Rainbow Six: Vegas Performance
Comments Locked

55 Comments

View All Comments

  • tacoburrito - Monday, February 12, 2007 - link

    With all the eye candy turned on, the 320mb card seems to be only on par with the previous gen 79xx cards, but costs almost twice as much. I'd much rather cough up the extra $200 and get the full GTS version.
  • DerekWilson - Monday, February 12, 2007 - link

    Actually, the 320MB card blows away the 7 series in our tests. Why would you say that it's only on par? At 16x12, the 8800 GTS 320MB is 60% faster, and the difference in performance only gets larger from there.
  • tacoburrito - Monday, February 12, 2007 - link

    With the exception of Half Life 2, at 4x AA, wouldn't you say that the 8800 GTS 320 is only marginally better than 7950 GT, but would costs twice a much?
  • tacoburrito - Monday, February 12, 2007 - link

    Whoops, I meant to say 7900 GTX
  • DerekWilson - Monday, February 12, 2007 - link

    From the context of the thread, I assumed you were talking about Oblivion.

    Without AA, the 8800 320MB is much better than the 7900 GTX. With AA, there is an argument to be made, but the price of the 7900 GTX (as Jarred pointed out) is higher.
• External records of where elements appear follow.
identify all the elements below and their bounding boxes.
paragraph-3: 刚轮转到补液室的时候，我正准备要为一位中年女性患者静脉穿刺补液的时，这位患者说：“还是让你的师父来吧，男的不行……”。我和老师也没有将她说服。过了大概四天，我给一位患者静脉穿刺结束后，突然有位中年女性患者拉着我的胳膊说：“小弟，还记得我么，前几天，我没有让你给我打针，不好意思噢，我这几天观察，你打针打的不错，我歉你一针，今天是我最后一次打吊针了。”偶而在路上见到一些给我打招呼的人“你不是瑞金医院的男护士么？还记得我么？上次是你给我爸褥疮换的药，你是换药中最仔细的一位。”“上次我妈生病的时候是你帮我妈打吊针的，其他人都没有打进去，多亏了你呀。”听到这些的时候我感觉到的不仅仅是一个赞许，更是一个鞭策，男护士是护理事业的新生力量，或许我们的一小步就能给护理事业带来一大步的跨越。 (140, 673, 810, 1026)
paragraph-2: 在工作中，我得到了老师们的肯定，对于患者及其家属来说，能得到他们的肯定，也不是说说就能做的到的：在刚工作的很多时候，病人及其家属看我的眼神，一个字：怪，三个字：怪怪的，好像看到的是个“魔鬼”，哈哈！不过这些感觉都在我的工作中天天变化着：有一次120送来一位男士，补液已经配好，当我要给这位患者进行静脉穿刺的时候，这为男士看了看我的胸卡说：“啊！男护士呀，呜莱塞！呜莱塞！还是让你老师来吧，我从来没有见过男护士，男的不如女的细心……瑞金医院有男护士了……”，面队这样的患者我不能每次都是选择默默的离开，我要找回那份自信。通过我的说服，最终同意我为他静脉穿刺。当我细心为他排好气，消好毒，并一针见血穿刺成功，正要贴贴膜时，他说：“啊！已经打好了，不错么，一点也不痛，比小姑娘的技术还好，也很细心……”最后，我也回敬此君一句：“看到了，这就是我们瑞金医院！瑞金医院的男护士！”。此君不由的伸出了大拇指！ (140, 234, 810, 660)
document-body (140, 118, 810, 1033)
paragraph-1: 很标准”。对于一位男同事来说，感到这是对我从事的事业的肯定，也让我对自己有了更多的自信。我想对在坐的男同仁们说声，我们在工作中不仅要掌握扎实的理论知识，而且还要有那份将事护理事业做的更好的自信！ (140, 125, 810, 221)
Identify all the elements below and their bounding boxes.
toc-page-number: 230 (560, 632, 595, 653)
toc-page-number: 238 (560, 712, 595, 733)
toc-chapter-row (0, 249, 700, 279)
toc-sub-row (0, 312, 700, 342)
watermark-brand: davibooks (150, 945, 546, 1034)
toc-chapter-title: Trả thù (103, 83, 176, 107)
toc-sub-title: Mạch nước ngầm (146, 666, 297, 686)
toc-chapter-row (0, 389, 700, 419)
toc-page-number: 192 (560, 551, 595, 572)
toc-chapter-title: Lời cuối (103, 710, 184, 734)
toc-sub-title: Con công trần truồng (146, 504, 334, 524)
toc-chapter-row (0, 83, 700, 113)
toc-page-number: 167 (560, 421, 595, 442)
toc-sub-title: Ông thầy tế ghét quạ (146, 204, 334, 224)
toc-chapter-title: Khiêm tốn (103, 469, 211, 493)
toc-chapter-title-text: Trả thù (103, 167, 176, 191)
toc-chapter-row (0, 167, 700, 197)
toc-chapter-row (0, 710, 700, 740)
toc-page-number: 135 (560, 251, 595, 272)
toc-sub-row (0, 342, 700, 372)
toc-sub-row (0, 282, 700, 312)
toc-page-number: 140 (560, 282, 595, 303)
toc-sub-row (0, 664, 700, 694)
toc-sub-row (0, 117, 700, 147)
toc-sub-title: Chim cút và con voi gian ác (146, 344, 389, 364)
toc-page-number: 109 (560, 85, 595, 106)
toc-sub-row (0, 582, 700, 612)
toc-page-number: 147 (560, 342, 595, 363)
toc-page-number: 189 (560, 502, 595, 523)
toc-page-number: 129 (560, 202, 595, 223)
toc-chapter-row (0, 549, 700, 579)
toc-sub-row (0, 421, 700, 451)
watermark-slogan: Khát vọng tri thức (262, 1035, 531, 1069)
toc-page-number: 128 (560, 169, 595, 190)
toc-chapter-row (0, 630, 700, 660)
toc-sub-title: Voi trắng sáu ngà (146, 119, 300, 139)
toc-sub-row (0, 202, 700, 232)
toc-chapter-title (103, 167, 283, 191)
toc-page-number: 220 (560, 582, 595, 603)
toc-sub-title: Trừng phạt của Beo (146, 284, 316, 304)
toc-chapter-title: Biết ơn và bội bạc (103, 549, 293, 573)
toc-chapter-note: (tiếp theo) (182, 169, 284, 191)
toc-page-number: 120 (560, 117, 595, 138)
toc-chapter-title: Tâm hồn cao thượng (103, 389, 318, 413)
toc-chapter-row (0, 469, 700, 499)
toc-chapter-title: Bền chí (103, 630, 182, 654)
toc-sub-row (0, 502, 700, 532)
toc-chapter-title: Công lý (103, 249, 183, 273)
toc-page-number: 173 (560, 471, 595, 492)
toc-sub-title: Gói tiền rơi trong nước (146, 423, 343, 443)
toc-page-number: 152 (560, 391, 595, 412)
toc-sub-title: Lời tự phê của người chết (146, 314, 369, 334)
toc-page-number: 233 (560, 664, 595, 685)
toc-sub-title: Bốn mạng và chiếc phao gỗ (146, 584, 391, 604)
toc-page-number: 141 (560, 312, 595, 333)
  • JarredWalton - Monday, February 12, 2007 - link

    I'd be very curious to find out where you're seeing 7900 GTX cards for "half the price". I don't see any in stock when taking a quick look at major resellers, and our http://labs.anandtech.com/products.php?sfilter=462">Pricing Engine confirms that. I'm pretty sure the 7900 GTX is discontinued now, and prices never got below $400.
  • Wwhat - Monday, February 12, 2007 - link

    It still remains to be seen how DX10 games (or future OpenGL games that use geometry shaders?) run on the various incarnations of the new cards, you should have put that in the conclusion as a caveat, it's not just textures anymore you know.

    I don't thinks there's anything at all currently that uses geometry shaders, you wonder why some developer doesn't throw together a quick test utility, billions of people on the planet and nobody can do that little effort? geez.
    Surely someone at crytek or Id or something can write a small looping thing with a framecounter? anand should send out some mails, get someone on his feet.

  • DerekWilson - Monday, February 12, 2007 - link

    There are some dx10 sample apps that make use of geometry shaders ... I've been working on testing these, but it is more difficult than it may seem as FRAPS has trouble with DX10 apps.

    You do have a point though -- DX10 performance will be important. The problem is that we can't really make a recommendation based on DX10 performance.

    The 8 series parts do have more value than the 7 series and x1k series parts in that they support DX10. But this is as far as we can take it. Performance in the games we have does matter, and it is much more prudent to make a purchase only based on the information we know.

    Sure, if the cost and performance of an 8 series part is the same or very near some DX9 class hardware, the features and DX10 support are there to recommend it over the competition. But it's hard to really use this information in any other capacity without knowing how good their DX10 support really is.
  • Awax - Monday, February 12, 2007 - link

    The main point for me is the low impact of memory size on modern games.

    On previous generation game, like Quake4, developers had to use a lot of high resolution texture/bump map/lookup map to achieve advanced effect with the limited capacity in raw performances and flexibility of the cards available.

    With DX9 and more in DX10, the new way is to _CALCULATE_ things completely instead of having them interpolated with tricks using intermediary results or already computed lookup tables stored in textures.
  • DerekWilson - Monday, February 12, 2007 - link

    But new ways to calculate things will also benefit from having huge amounts of data to calculate things from.

    It's really hard to speculate on the direction DX10 games will take at this point. Certianly we will see more use of programmable features and a heavier impact on processing power. But memory usage will also increase. We'll just have to wait and see what happens.